A integração entre redes só se sustenta quando existe confiança de ponta a ponta: dos varejistas para as marcas, das marcas para as plataformas e, sobretudo, do consumidor para todo o ecossistema. Por isso, o ideal é se aliar a parceiros com know-how e representatividade de mercado, com equipe estruturada e experiente, capazes de construir e operar esse plano de mídia robusto, com uma estratégia que dê visibilidade do seu produto ao público alvo, encontrando o target da marca para, assim, conectar, engajar e converter.

Mais do que estar em todo lugar, trata-se de construir presença coerente por meio da tecnologia e das parcerias, a fim de promover marcas e orquestrar campanhas com monitoramento constante, que possibilite a otimização eficiente dos investimentos em mídia visando receita e ROAS. 

Olhando para o futuro, as possibilidades são animadoras. Novos formatos estão surgindo com o avanço do 5G e da Inteligência Artificial tornando a experiência de compra cada vez mais dinâmica e personalizada, encarando o desafio de conectar o online com o offline. Já existem muitas iniciativas, por exemplo, de venda de espaço nas telas, nos caixas, nas gôndolas, de push notification quando a pessoa entra na loja física. Tudo para engajar o consumidor com inovação, criação de conteúdo criativo e coerente, tendo em vista a omnicanalidade.

Outra novidade recente, por exemplo, é a possibilidade de compra em TVs conectadas (CTV – Connected TV), impulsionada tanto por plataformas globais de streaming (Netflix, Prime Video, Disney+) como por novos canais que oferecem conteúdo gratuito com suporte a anúncios.

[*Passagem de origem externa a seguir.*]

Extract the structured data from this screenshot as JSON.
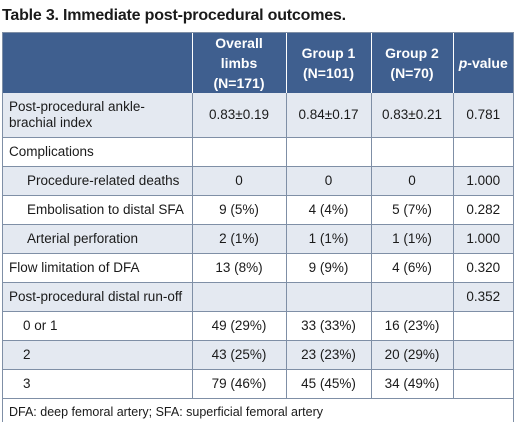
{
  "caption": "Table 3. Immediate post-procedural outcomes.",
  "colors": {
    "header_bg": "#3f5f8f",
    "shaded_row": "#e4e9f1",
    "border": "#7f8fa6"
  },
  "header": {
    "col0": "",
    "col1": [
      "Overall limbs",
      "(N=171)"
    ],
    "col2": [
      "Group 1",
      "(N=101)"
    ],
    "col3": [
      "Group 2",
      "(N=70)"
    ],
    "col4_italic": "p",
    "col4_rest": "-value"
  },
  "rows": [
    {
      "label": "Post-procedural ankle-brachial index",
      "overall": "0.83±0.19",
      "g1": "0.84±0.17",
      "g2": "0.83±0.21",
      "p": "0.781"
    },
    {
      "label": "Complications",
      "overall": "",
      "g1": "",
      "g2": "",
      "p": ""
    },
    {
      "label": "Procedure-related deaths",
      "overall": "0",
      "g1": "0",
      "g2": "0",
      "p": "1.000"
    },
    {
      "label": "Embolisation to distal SFA",
      "overall": "9 (5%)",
      "g1": "4 (4%)",
      "g2": "5 (7%)",
      "p": "0.282"
    },
    {
      "label": "Arterial perforation",
      "overall": "2 (1%)",
      "g1": "1 (1%)",
      "g2": "1 (1%)",
      "p": "1.000"
    },
    {
      "label": "Flow limitation of DFA",
      "overall": "13 (8%)",
      "g1": "9 (9%)",
      "g2": "4 (6%)",
      "p": "0.320"
    },
    {
      "label": "Post-procedural distal run-off",
      "overall": "",
      "g1": "",
      "g2": "",
      "p": "0.352"
    },
    {
      "label": "0 or 1",
      "overall": "49 (29%)",
      "g1": "33 (33%)",
      "g2": "16 (23%)",
      "p": ""
    },
    {
      "label": "2",
      "overall": "43 (25%)",
      "g1": "23 (23%)",
      "g2": "20 (29%)",
      "p": ""
    },
    {
      "label": "3",
      "overall": "79 (46%)",
      "g1": "45 (45%)",
      "g2": "34 (49%)",
      "p": ""
    }
  ],
  "footnote": "DFA: deep femoral artery; SFA: superficial femoral artery"
}
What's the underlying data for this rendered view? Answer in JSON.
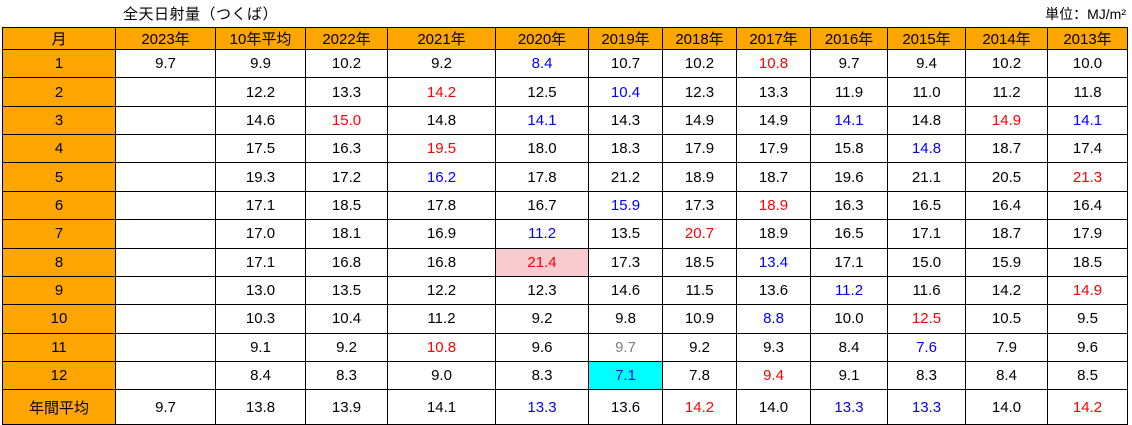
{
  "title": "全天日射量（つくば）",
  "unit": "単位：MJ/m²",
  "colors": {
    "header_bg": "#FFA500",
    "red_text": "#FF0000",
    "blue_text": "#0000FF",
    "gray_text": "#7F7F7F",
    "pink_bg": "#F8CBD0",
    "cyan_bg": "#00FFFF",
    "border": "#000000"
  },
  "table": {
    "columns": [
      {
        "key": "month",
        "label": "月"
      },
      {
        "key": "y2023",
        "label": "2023年"
      },
      {
        "key": "avg10",
        "label": "10年平均"
      },
      {
        "key": "y2022",
        "label": "2022年"
      },
      {
        "key": "y2021",
        "label": "2021年"
      },
      {
        "key": "y2020",
        "label": "2020年"
      },
      {
        "key": "y2019",
        "label": "2019年"
      },
      {
        "key": "y2018",
        "label": "2018年"
      },
      {
        "key": "y2017",
        "label": "2017年"
      },
      {
        "key": "y2016",
        "label": "2016年"
      },
      {
        "key": "y2015",
        "label": "2015年"
      },
      {
        "key": "y2014",
        "label": "2014年"
      },
      {
        "key": "y2013",
        "label": "2013年"
      }
    ],
    "rows": [
      {
        "label": "1",
        "cells": [
          {
            "v": "9.7"
          },
          {
            "v": "9.9"
          },
          {
            "v": "10.2"
          },
          {
            "v": "9.2"
          },
          {
            "v": "8.4",
            "c": "blue"
          },
          {
            "v": "10.7"
          },
          {
            "v": "10.2"
          },
          {
            "v": "10.8",
            "c": "red"
          },
          {
            "v": "9.7"
          },
          {
            "v": "9.4"
          },
          {
            "v": "10.2"
          },
          {
            "v": "10.0"
          }
        ]
      },
      {
        "label": "2",
        "cells": [
          {
            "v": ""
          },
          {
            "v": "12.2"
          },
          {
            "v": "13.3"
          },
          {
            "v": "14.2",
            "c": "red"
          },
          {
            "v": "12.5"
          },
          {
            "v": "10.4",
            "c": "blue"
          },
          {
            "v": "12.3"
          },
          {
            "v": "13.3"
          },
          {
            "v": "11.9"
          },
          {
            "v": "11.0"
          },
          {
            "v": "11.2"
          },
          {
            "v": "11.8"
          }
        ]
      },
      {
        "label": "3",
        "cells": [
          {
            "v": ""
          },
          {
            "v": "14.6"
          },
          {
            "v": "15.0",
            "c": "red"
          },
          {
            "v": "14.8"
          },
          {
            "v": "14.1",
            "c": "blue"
          },
          {
            "v": "14.3"
          },
          {
            "v": "14.9"
          },
          {
            "v": "14.9"
          },
          {
            "v": "14.1",
            "c": "blue"
          },
          {
            "v": "14.8"
          },
          {
            "v": "14.9",
            "c": "red"
          },
          {
            "v": "14.1",
            "c": "blue"
          }
        ]
      },
      {
        "label": "4",
        "cells": [
          {
            "v": ""
          },
          {
            "v": "17.5"
          },
          {
            "v": "16.3"
          },
          {
            "v": "19.5",
            "c": "red"
          },
          {
            "v": "18.0"
          },
          {
            "v": "18.3"
          },
          {
            "v": "17.9"
          },
          {
            "v": "17.9"
          },
          {
            "v": "15.8"
          },
          {
            "v": "14.8",
            "c": "blue"
          },
          {
            "v": "18.7"
          },
          {
            "v": "17.4"
          }
        ]
      },
      {
        "label": "5",
        "cells": [
          {
            "v": ""
          },
          {
            "v": "19.3"
          },
          {
            "v": "17.2"
          },
          {
            "v": "16.2",
            "c": "blue"
          },
          {
            "v": "17.8"
          },
          {
            "v": "21.2"
          },
          {
            "v": "18.9"
          },
          {
            "v": "18.7"
          },
          {
            "v": "19.6"
          },
          {
            "v": "21.1"
          },
          {
            "v": "20.5"
          },
          {
            "v": "21.3",
            "c": "red"
          }
        ]
      },
      {
        "label": "6",
        "cells": [
          {
            "v": ""
          },
          {
            "v": "17.1"
          },
          {
            "v": "18.5"
          },
          {
            "v": "17.8"
          },
          {
            "v": "16.7"
          },
          {
            "v": "15.9",
            "c": "blue"
          },
          {
            "v": "17.3"
          },
          {
            "v": "18.9",
            "c": "red"
          },
          {
            "v": "16.3"
          },
          {
            "v": "16.5"
          },
          {
            "v": "16.4"
          },
          {
            "v": "16.4"
          }
        ]
      },
      {
        "label": "7",
        "cells": [
          {
            "v": ""
          },
          {
            "v": "17.0"
          },
          {
            "v": "18.1"
          },
          {
            "v": "16.9"
          },
          {
            "v": "11.2",
            "c": "blue"
          },
          {
            "v": "13.5"
          },
          {
            "v": "20.7",
            "c": "red"
          },
          {
            "v": "18.9"
          },
          {
            "v": "16.5"
          },
          {
            "v": "17.1"
          },
          {
            "v": "18.7"
          },
          {
            "v": "17.9"
          }
        ]
      },
      {
        "label": "8",
        "cells": [
          {
            "v": ""
          },
          {
            "v": "17.1"
          },
          {
            "v": "16.8"
          },
          {
            "v": "16.8"
          },
          {
            "v": "21.4",
            "c": "red",
            "bg": "pink"
          },
          {
            "v": "17.3"
          },
          {
            "v": "18.5"
          },
          {
            "v": "13.4",
            "c": "blue"
          },
          {
            "v": "17.1"
          },
          {
            "v": "15.0"
          },
          {
            "v": "15.9"
          },
          {
            "v": "18.5"
          }
        ]
      },
      {
        "label": "9",
        "cells": [
          {
            "v": ""
          },
          {
            "v": "13.0"
          },
          {
            "v": "13.5"
          },
          {
            "v": "12.2"
          },
          {
            "v": "12.3"
          },
          {
            "v": "14.6"
          },
          {
            "v": "11.5"
          },
          {
            "v": "13.6"
          },
          {
            "v": "11.2",
            "c": "blue"
          },
          {
            "v": "11.6"
          },
          {
            "v": "14.2"
          },
          {
            "v": "14.9",
            "c": "red"
          }
        ]
      },
      {
        "label": "10",
        "cells": [
          {
            "v": ""
          },
          {
            "v": "10.3"
          },
          {
            "v": "10.4"
          },
          {
            "v": "11.2"
          },
          {
            "v": "9.2"
          },
          {
            "v": "9.8"
          },
          {
            "v": "10.9"
          },
          {
            "v": "8.8",
            "c": "blue"
          },
          {
            "v": "10.0"
          },
          {
            "v": "12.5",
            "c": "red"
          },
          {
            "v": "10.5"
          },
          {
            "v": "9.5"
          }
        ]
      },
      {
        "label": "11",
        "cells": [
          {
            "v": ""
          },
          {
            "v": "9.1"
          },
          {
            "v": "9.2"
          },
          {
            "v": "10.8",
            "c": "red"
          },
          {
            "v": "9.6"
          },
          {
            "v": "9.7",
            "c": "gray"
          },
          {
            "v": "9.2"
          },
          {
            "v": "9.3"
          },
          {
            "v": "8.4"
          },
          {
            "v": "7.6",
            "c": "blue"
          },
          {
            "v": "7.9"
          },
          {
            "v": "9.6"
          }
        ]
      },
      {
        "label": "12",
        "cells": [
          {
            "v": ""
          },
          {
            "v": "8.4"
          },
          {
            "v": "8.3"
          },
          {
            "v": "9.0"
          },
          {
            "v": "8.3"
          },
          {
            "v": "7.1",
            "c": "blue",
            "bg": "cyan"
          },
          {
            "v": "7.8"
          },
          {
            "v": "9.4",
            "c": "red"
          },
          {
            "v": "9.1"
          },
          {
            "v": "8.3"
          },
          {
            "v": "8.4"
          },
          {
            "v": "8.5"
          }
        ]
      },
      {
        "label": "年間平均",
        "cells": [
          {
            "v": "9.7"
          },
          {
            "v": "13.8"
          },
          {
            "v": "13.9"
          },
          {
            "v": "14.1"
          },
          {
            "v": "13.3",
            "c": "blue"
          },
          {
            "v": "13.6"
          },
          {
            "v": "14.2",
            "c": "red"
          },
          {
            "v": "14.0"
          },
          {
            "v": "13.3",
            "c": "blue"
          },
          {
            "v": "13.3",
            "c": "blue"
          },
          {
            "v": "14.0"
          },
          {
            "v": "14.2",
            "c": "red"
          }
        ]
      }
    ]
  }
}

Durante o consumo de um conteúdo no streaming, o telespectador recebe um anúncio, clica e já consegue deixar o produto no carrinho no próprio aplicativo. Depois, é só finalizar a compra.

À medida que novos formatos surgem, o ecossistema fica mais colaborativo, com varejo e publicidade caminhando para plataformas verdadeiramente conectadas, em benefício de marcas, consumidores e, claro, dos próprios varejistas. A interoperabilidade não é apenas um desafio técnico: é a chave para que o Retail Media se torne, de fato, um ambiente estratégico, escalável e orientado a resultados.

Henrique Casagranda
Henrique Casagranda
Associate Partner e Media Director na Cadastra - empresa global de tecnologia, comunicação, dados e estratégia. Formado em Relações Públicas pela UFRGS e Pós-Graduado em Negócios Digitais pela Laureate International Universities, atua com Marketing Digital desde 2011, liderando campanhas de Mídia centradas no usuário e que utilizam canais 360°. Com grande foco em estratégia e operação para anunciantes de grande porte, colaborou na transformação digital de marcas dos mais variados segmentos como varejo, telefonia, B2B, moda, tecnologia e bens de consumo, além de ampla experiência em liderança, gestão de pessoas e novos negócios.